The Freedom From Religion Foundation, a group involved in the legal challenge, called the ruling “extremely disappointing” and said the law will force families “into a game of constitutional whack-a-mole”, where they will have to separately challenge each school district’s displays.
The ACLU of Louisiana called the decision “disgraceful and deeply harmful” and vowed to press ahead in pursuit of further legal challenges to block the law.
“This decision is wrong. It is cowardly. And it carries real consequences for our children,” said the organization’s executive director, Alanah Odoms, in a statement on Friday. “By forcing a singular religious text onto the walls of our public schools, the fifth circuit has flung open the door to the religious coercion of Louisiana’s children. This law transforms the public school classroom, a place that should be safe and inclusive, into a government-sanctioned house of worship.”
Odoms went on: “Louisiana schools are not Sunday schools. Teachers are not pastors. And the state has no business inserting itself between parents, their children, and matters of faith and conscience.
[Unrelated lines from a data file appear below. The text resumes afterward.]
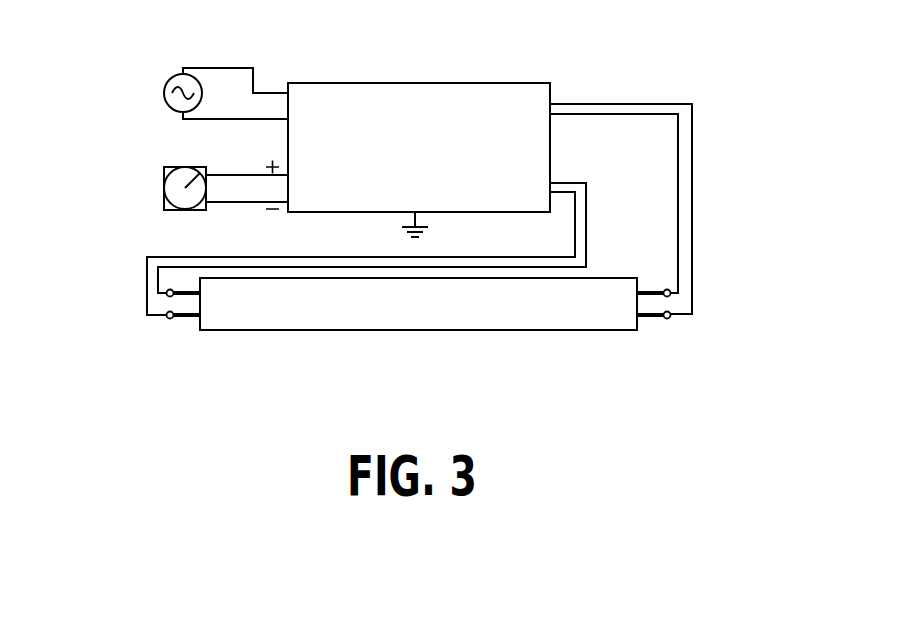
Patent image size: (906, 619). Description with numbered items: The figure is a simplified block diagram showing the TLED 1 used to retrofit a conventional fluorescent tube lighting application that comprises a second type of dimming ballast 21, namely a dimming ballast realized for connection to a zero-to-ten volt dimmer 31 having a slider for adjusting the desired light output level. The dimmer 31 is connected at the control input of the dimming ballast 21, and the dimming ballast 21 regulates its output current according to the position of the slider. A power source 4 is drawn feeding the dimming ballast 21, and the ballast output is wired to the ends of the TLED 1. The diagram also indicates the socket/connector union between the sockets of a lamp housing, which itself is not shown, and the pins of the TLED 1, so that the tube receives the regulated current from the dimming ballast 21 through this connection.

The TLED 1 is at (445, 332).
The AC power source 4 is at (164, 93).
The dimming ballast 21 is at (452, 83).
The dimmer 31 is at (164, 188).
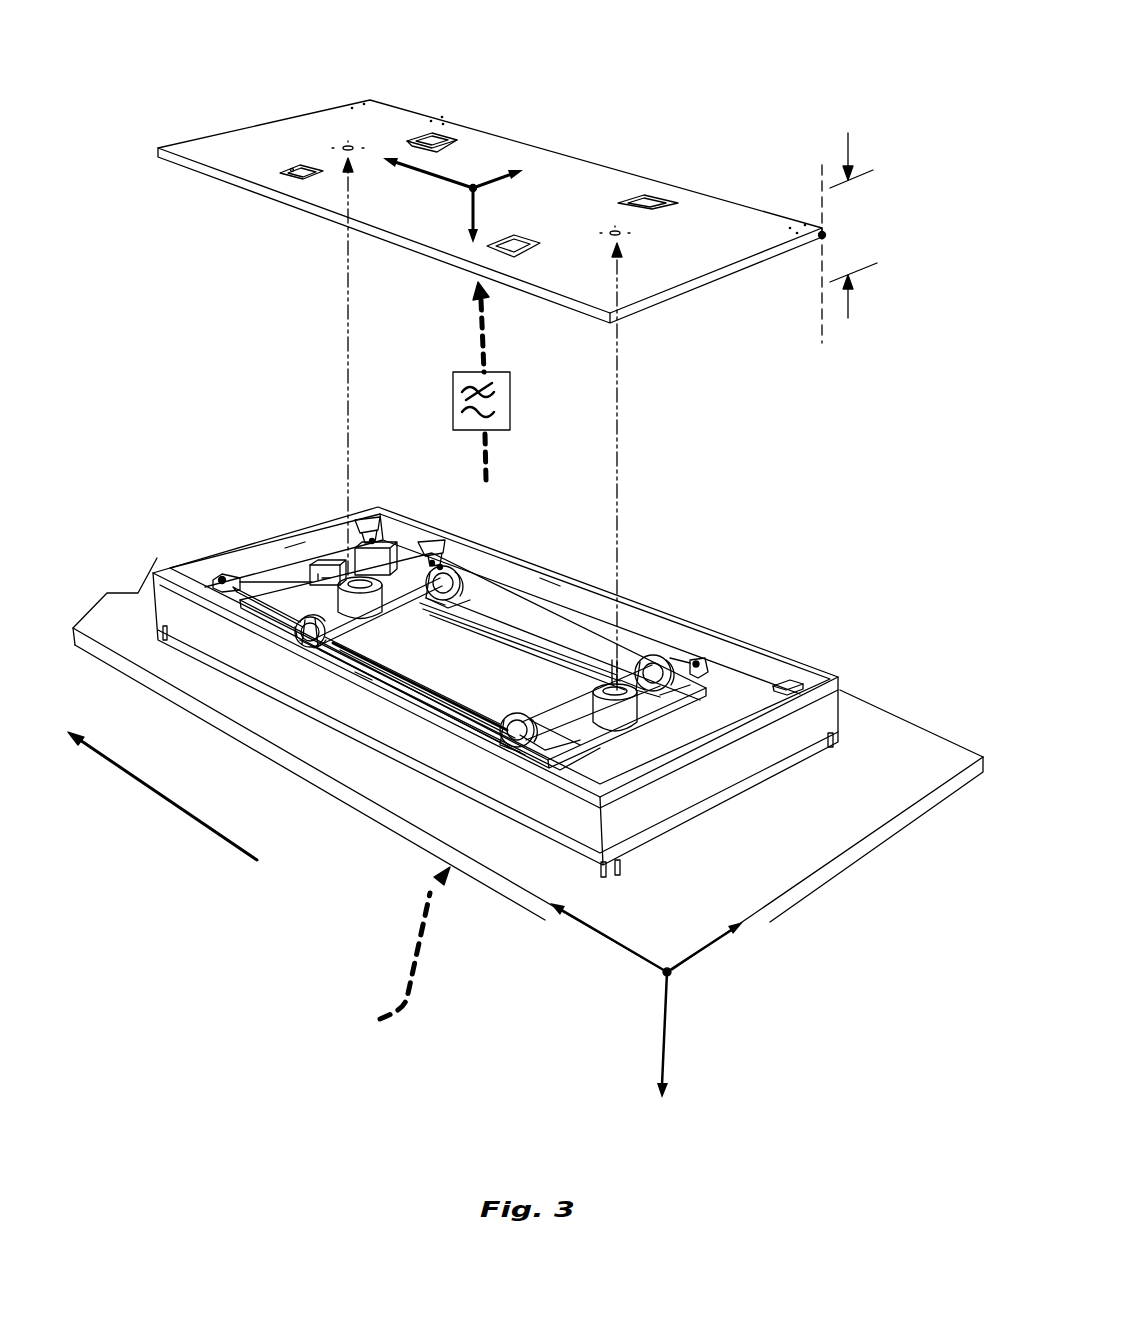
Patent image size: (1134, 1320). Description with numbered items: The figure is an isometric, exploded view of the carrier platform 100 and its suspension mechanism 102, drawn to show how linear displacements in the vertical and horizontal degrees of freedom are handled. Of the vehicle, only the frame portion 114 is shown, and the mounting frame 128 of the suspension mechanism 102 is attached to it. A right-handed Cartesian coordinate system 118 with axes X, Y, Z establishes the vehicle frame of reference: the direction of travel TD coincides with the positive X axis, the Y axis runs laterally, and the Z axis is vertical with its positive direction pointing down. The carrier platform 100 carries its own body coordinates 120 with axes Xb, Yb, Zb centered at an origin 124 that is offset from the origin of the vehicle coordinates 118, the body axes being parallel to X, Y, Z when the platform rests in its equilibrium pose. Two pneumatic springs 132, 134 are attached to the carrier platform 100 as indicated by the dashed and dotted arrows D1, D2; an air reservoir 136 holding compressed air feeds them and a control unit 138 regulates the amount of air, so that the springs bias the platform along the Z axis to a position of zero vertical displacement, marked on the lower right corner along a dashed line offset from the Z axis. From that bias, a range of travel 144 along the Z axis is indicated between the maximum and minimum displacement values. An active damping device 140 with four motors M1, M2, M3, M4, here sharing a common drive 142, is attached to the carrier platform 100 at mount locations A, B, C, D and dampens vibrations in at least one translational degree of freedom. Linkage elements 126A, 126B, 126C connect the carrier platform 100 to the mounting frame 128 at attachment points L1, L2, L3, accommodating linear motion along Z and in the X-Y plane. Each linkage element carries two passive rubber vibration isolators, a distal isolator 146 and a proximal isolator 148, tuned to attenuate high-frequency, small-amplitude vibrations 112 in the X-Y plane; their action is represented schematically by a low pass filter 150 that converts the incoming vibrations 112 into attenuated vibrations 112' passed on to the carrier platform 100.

The carrier platform 100 is at (226, 138).
The suspension mechanism 102 is at (528, 711).
The vibrations 112 is at (426, 956).
The attenuated vibrations 112' is at (438, 381).
The frame portion 114 is at (122, 600).
The Cartesian coordinate system 118 is at (710, 1014).
The body coordinates 120 is at (480, 153).
The origin 124 is at (482, 190).
The linkage element 126A is at (797, 678).
The linkage element 126B is at (550, 604).
The linkage element 126C is at (292, 556).
The mounting frame 128 is at (176, 571).
The pneumatic spring 132 is at (370, 605).
The pneumatic spring 134 is at (598, 688).
The air reservoir 136 is at (450, 700).
The control unit 138 is at (262, 618).
The active damping device 140 is at (452, 630).
The common drive 142 is at (384, 545).
The range of travel 144 is at (852, 141).
The vibration isolator 146 is at (233, 576).
The vibration isolator 148 is at (358, 540).
The low pass filter 150 is at (452, 399).
The mount location A is at (528, 258).
The mount location B is at (628, 200).
The mount location C is at (430, 136).
The mount location D is at (290, 166).
The dashed and dotted arrow D1 is at (622, 418).
The dashed and dotted arrow D2 is at (346, 341).
The attachment point L1 is at (792, 198).
The attachment point L2 is at (433, 103).
The attachment point L3 is at (360, 86).
The motor M1 is at (532, 748).
The motor M2 is at (653, 655).
The motor M3 is at (455, 570).
The motor M4 is at (320, 648).
The direction of travel TD is at (167, 800).
The X-axis X is at (593, 933).
The Y-axis Y is at (713, 948).
The Z-axis Z is at (668, 1005).
The body X-axis Xb is at (418, 176).
The body Y-axis Yb is at (476, 185).
The body Z-axis Zb is at (478, 205).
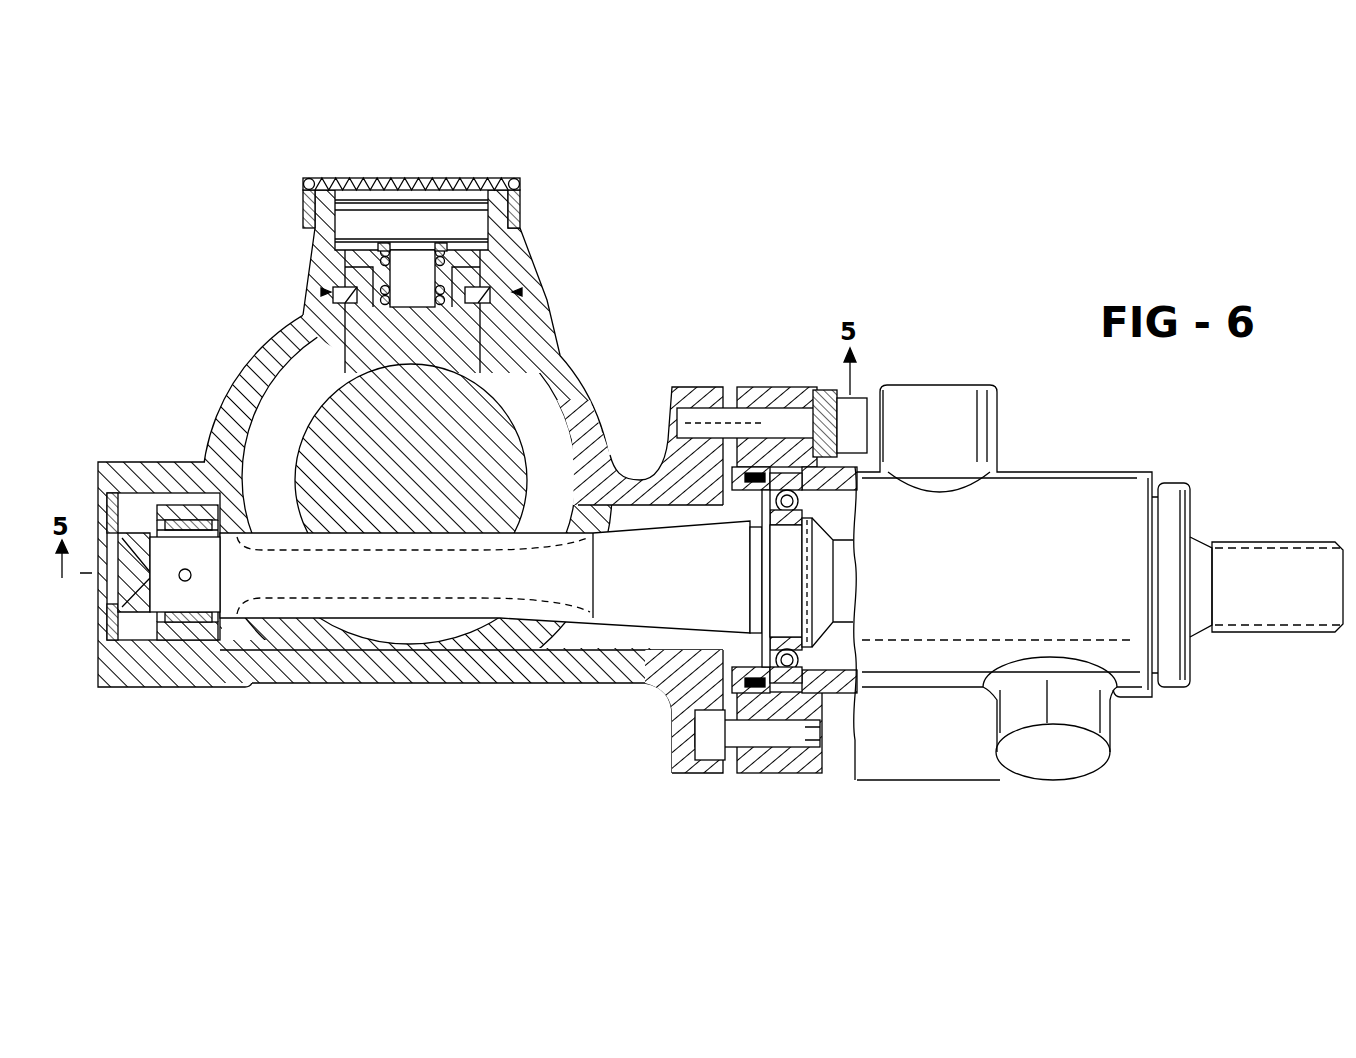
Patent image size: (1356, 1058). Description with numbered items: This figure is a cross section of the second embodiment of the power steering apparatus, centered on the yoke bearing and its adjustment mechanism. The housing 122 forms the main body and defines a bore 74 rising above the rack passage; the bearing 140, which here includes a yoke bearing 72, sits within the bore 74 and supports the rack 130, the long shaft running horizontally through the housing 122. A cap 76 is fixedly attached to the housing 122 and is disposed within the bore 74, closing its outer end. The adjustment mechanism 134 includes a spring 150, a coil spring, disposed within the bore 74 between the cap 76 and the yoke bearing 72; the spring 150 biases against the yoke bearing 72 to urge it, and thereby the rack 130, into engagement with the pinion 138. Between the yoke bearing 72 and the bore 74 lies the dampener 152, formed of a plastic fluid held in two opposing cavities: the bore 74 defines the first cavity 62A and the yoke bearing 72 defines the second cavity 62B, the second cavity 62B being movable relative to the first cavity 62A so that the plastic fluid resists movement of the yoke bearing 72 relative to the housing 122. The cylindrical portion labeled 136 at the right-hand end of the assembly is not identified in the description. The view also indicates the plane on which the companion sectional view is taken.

The adjustment mechanism 134 is at (365, 230).
The second cavity 62B is at (373, 238).
The spring 150 is at (408, 243).
The cap 76 is at (478, 188).
The bore 74 is at (523, 228).
The first cavity 62A is at (347, 287).
The dampener 152 is at (322, 292).
The bearing 140 is at (298, 365).
The yoke bearing 72 is at (351, 281).
The rack 130 is at (515, 423).
The housing 122 is at (588, 404).
The actuator body 136 is at (1067, 472).
The pinion 138 is at (240, 583).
That principle is as old as the republic itself, and no appellate court gets to erase it.”
Similar laws have been challenged in court. A group of Arkansas families filed a federal lawsuit last year challenging a near-identical law passed in their state, and lawmakers in Texas passed a similar law requiring the display of the Ten Commandments in classrooms.
The fifth circuit heard arguments on the constitutionality of both the Texas and the Louisiana laws last month, though Friday’s decision does not apply to the law in Texas, where posters have already gone up in many classrooms across the state as districts paid to have them printed themselves or accepted donations.
In 1980, the US supreme court ruled that a similar Kentucky law violated the establishment clause of the US constitution, which says Congress can “make no law respecting an establishment of religion”. The court found that the law had “no secular purpose” but was “plainly religious in nature”.
And in 2005, the supreme court held that such displays in a pair of Kentucky courthouses violated the US constitution. At the same time, the court upheld a Ten Commandments marker on the grounds of the Texas state capitol in Austin.